In the 1991 essay Film Bodies: Gender, Genre, Excess Linda Williams coined the term ‘body genres’ to describe those examples of cinema where the sensational excesses of the text are played out in (and on) the body of the audience. Williams identifies the three body genres as melodrama, horror and porn respectively. In this paper I explore examples of contemporary gay pornographic texts where hyrbidised versions of these so called body genres emerge and attempt to account for this phenomenon.
In particular the paper focuses on the output of the website straighthell.net a controversial site not accessible in the UK which specialises in narratives featuring the abduction and sexual abuse of supposedly heterosexual men by a group of homosexual attackers. Whilst group sex and/or abuse scenarios are a standard feature of the repertoire of sexual scenarios that porn (both gay and straight) represents, straighthell is notable for its self-conscious referencing of horror cinema (and the video nasty in particular) and for the studied realism of the performances of both the abductors and abductees. This often makes for uncomfortable and disturbing viewing experiences. In videos where the homophobic skinhead or the conceited estate agent are sexually assaulted, the theme of retribution is often used as a key to the motivation for the events that take place and key to the eroticisation of the scenes of torture and sexual degradation that ensue.

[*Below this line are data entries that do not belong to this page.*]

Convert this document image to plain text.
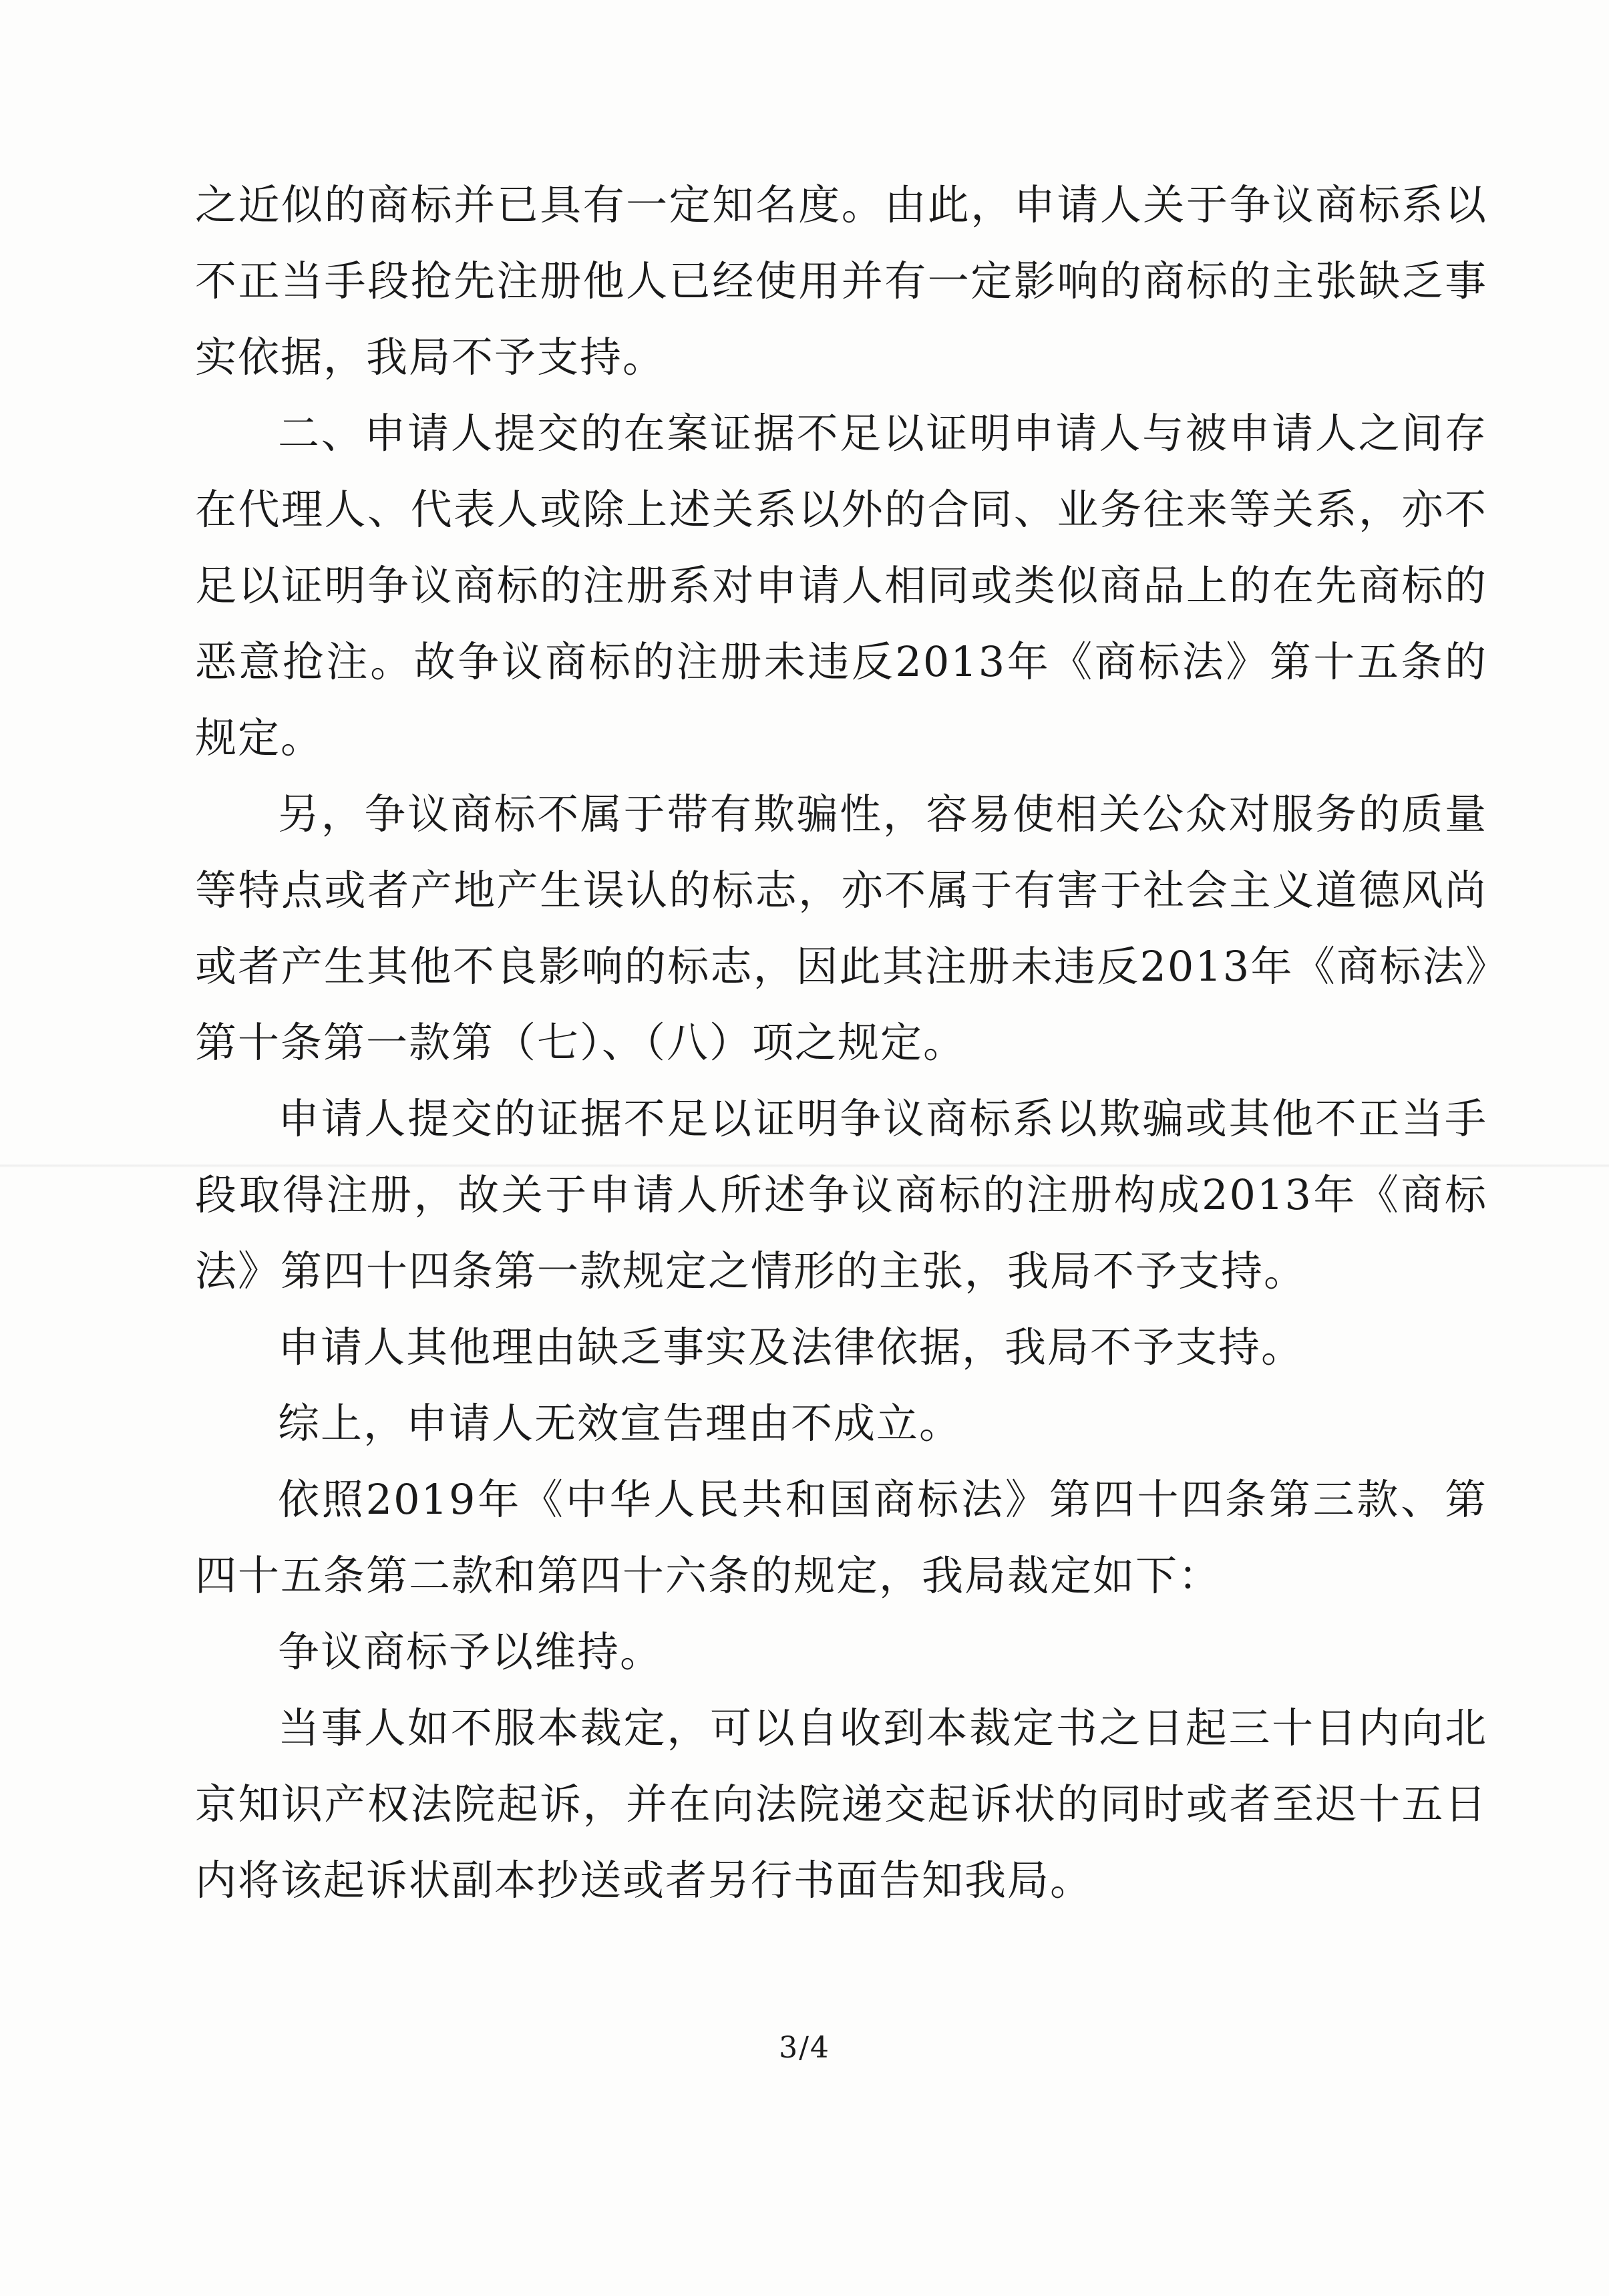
之近似的商标并已具有一定知名度。由此，申请人关于争议商标系以不正当手段抢先注册他人已经使用并有一定影响的商标的主张缺乏事实依据，我局不予支持。

二、申请人提交的在案证据不足以证明申请人与被申请人之间存在代理人、代表人或除上述关系以外的合同、业务往来等关系，亦不足以证明争议商标的注册系对申请人相同或类似商品上的在先商标的恶意抢注。故争议商标的注册未违反2013年《商标法》第十五条的规定。

另，争议商标不属于带有欺骗性，容易使相关公众对服务的质量等特点或者产地产生误认的标志，亦不属于有害于社会主义道德风尚或者产生其他不良影响的标志，因此其注册未违反2013年《商标法》第十条第一款第（七）、（八）项之规定。

申请人提交的证据不足以证明争议商标系以欺骗或其他不正当手段取得注册，故关于申请人所述争议商标的注册构成2013年《商标法》第四十四条第一款规定之情形的主张，我局不予支持。

申请人其他理由缺乏事实及法律依据，我局不予支持。

综上，申请人无效宣告理由不成立。

依照2019年《中华人民共和国商标法》第四十四条第三款、第四十五条第二款和第四十六条的规定，我局裁定如下：

争议商标予以维持。

当事人如不服本裁定，可以自收到本裁定书之日起三十日内向北京知识产权法院起诉，并在向法院递交起诉状的同时或者至迟十五日内将该起诉状副本抄送或者另行书面告知我局。

3/4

The paper discusses these texts as a specifically British form of gay pornography that eroticises the distinctive signs of class that remain a feature of the iconography of British gay porn. The paper explores the extent to which the ritualised sexual humiliations of examples of patriarchal masculinity that these texts represent can be regarded as progressively queer or as reinforcing stereotypes of the predatory and potentially murderous gay male.